Reste alors une situation inconfortable pour le lecteur. Les journaux de Camus, ses livres, continuent de porter la marque d’un attachement à un monde que l’on voit s’éloigner. Mais cette vérité est désormais lestée d’un poids nouveau : celui des usages qu’elle autorise, des dérives qu’elle tolère, des simplifications qu’elle nourrit.

Dans un climat de crispation identitaire et de fatigue démocratique, ses concepts circulent moins comme des objets de pensée que comme des instruments de mobilisation. La littérature devient un réservoir de légitimation.

Cette situation pose, plus largement, la question de la responsabilité des intellectuels à une époque où les idées circulent plus vite que la pensée. Il ne suffit plus de répondre de ce que l’on écrit ; il faut aussi répondre de ce que l’on laisse faire avec ce que l’on écrit. Laisser faire, ce n’est pas seulement tolérer : c’est parfois consentir.
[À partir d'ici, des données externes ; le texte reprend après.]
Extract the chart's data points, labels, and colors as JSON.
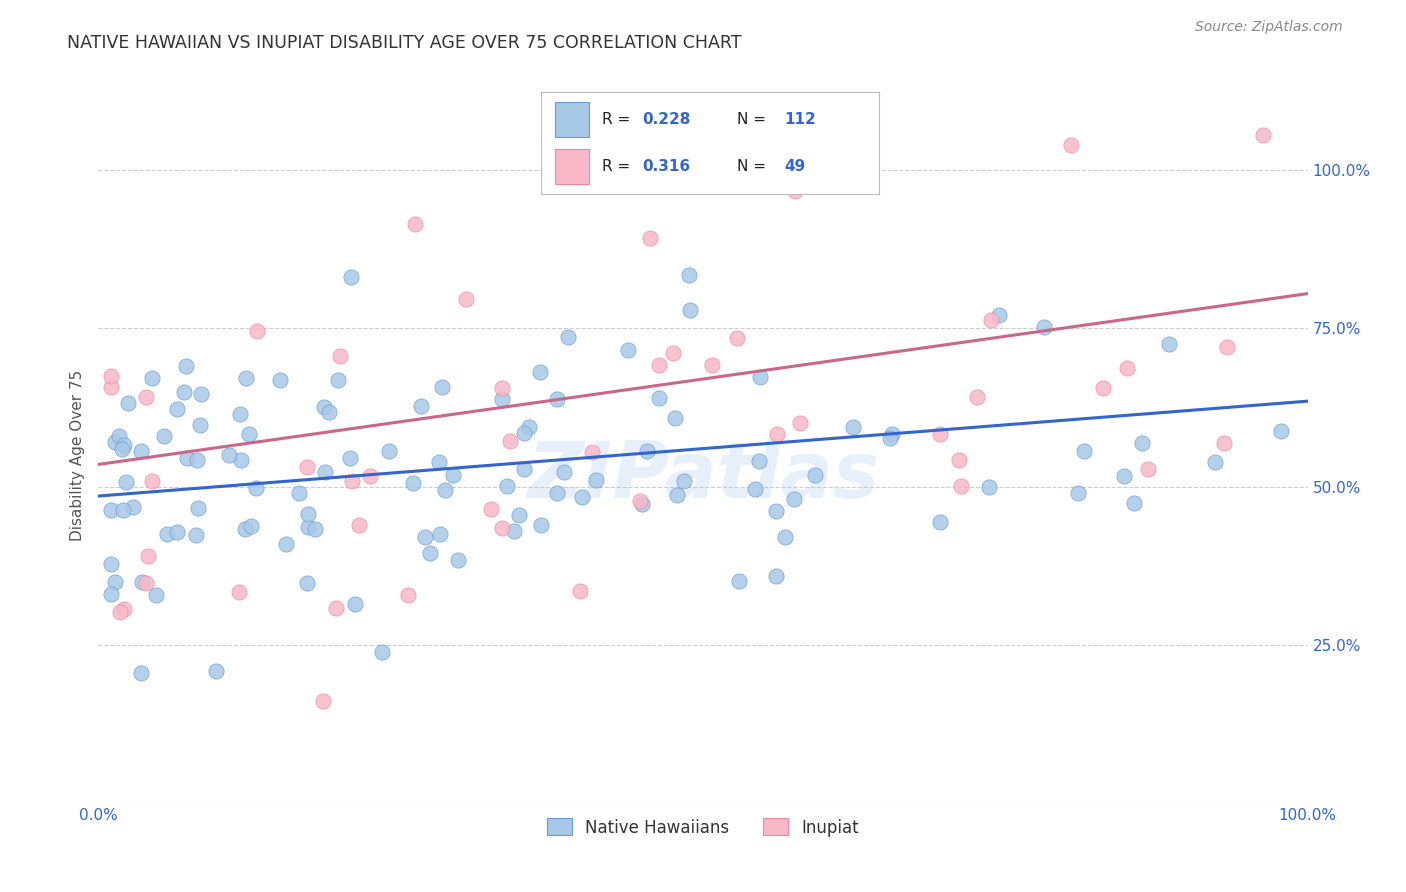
{
  "title": "NATIVE HAWAIIAN VS INUPIAT DISABILITY AGE OVER 75 CORRELATION CHART",
  "source": "Source: ZipAtlas.com",
  "ylabel": "Disability Age Over 75",
  "xlim": [
    0.0,
    1.0
  ],
  "ylim": [
    0.0,
    1.1
  ],
  "ytick_values": [
    0.25,
    0.5,
    0.75,
    1.0
  ],
  "R1": 0.228,
  "N1": 112,
  "R2": 0.316,
  "N2": 49,
  "blue_color": "#a8c8e8",
  "blue_edge_color": "#6699cc",
  "pink_color": "#f8b8c8",
  "pink_edge_color": "#e88898",
  "blue_line_color": "#3366cc",
  "pink_line_color": "#cc6688",
  "legend_text_color": "#3366cc",
  "title_color": "#333333",
  "grid_color": "#cccccc",
  "watermark": "ZIPatlas",
  "blue_line_x0": 0.0,
  "blue_line_y0": 0.485,
  "blue_line_x1": 1.0,
  "blue_line_y1": 0.635,
  "pink_line_x0": 0.0,
  "pink_line_y0": 0.535,
  "pink_line_x1": 1.0,
  "pink_line_y1": 0.805,
  "background_color": "#ffffff",
  "seed1": 12,
  "seed2": 77
}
Lire Renaud Camus aujourd’hui, ce n’est donc ni l’absoudre ni le diaboliser. C’est reconnaître à la fois la grandeur d’un écrivain et la faillite d’une responsabilité intellectuelle ; maintenir la distinction entre l’œuvre et la pensée sans ignorer la manière dont l’une a servi de ressource à l’autre. Une telle lecture demande de la vigilance. Mais peut-être est-ce précisément ce que la littérature exige encore, à une époque qui préfère les polémiques à la pensée.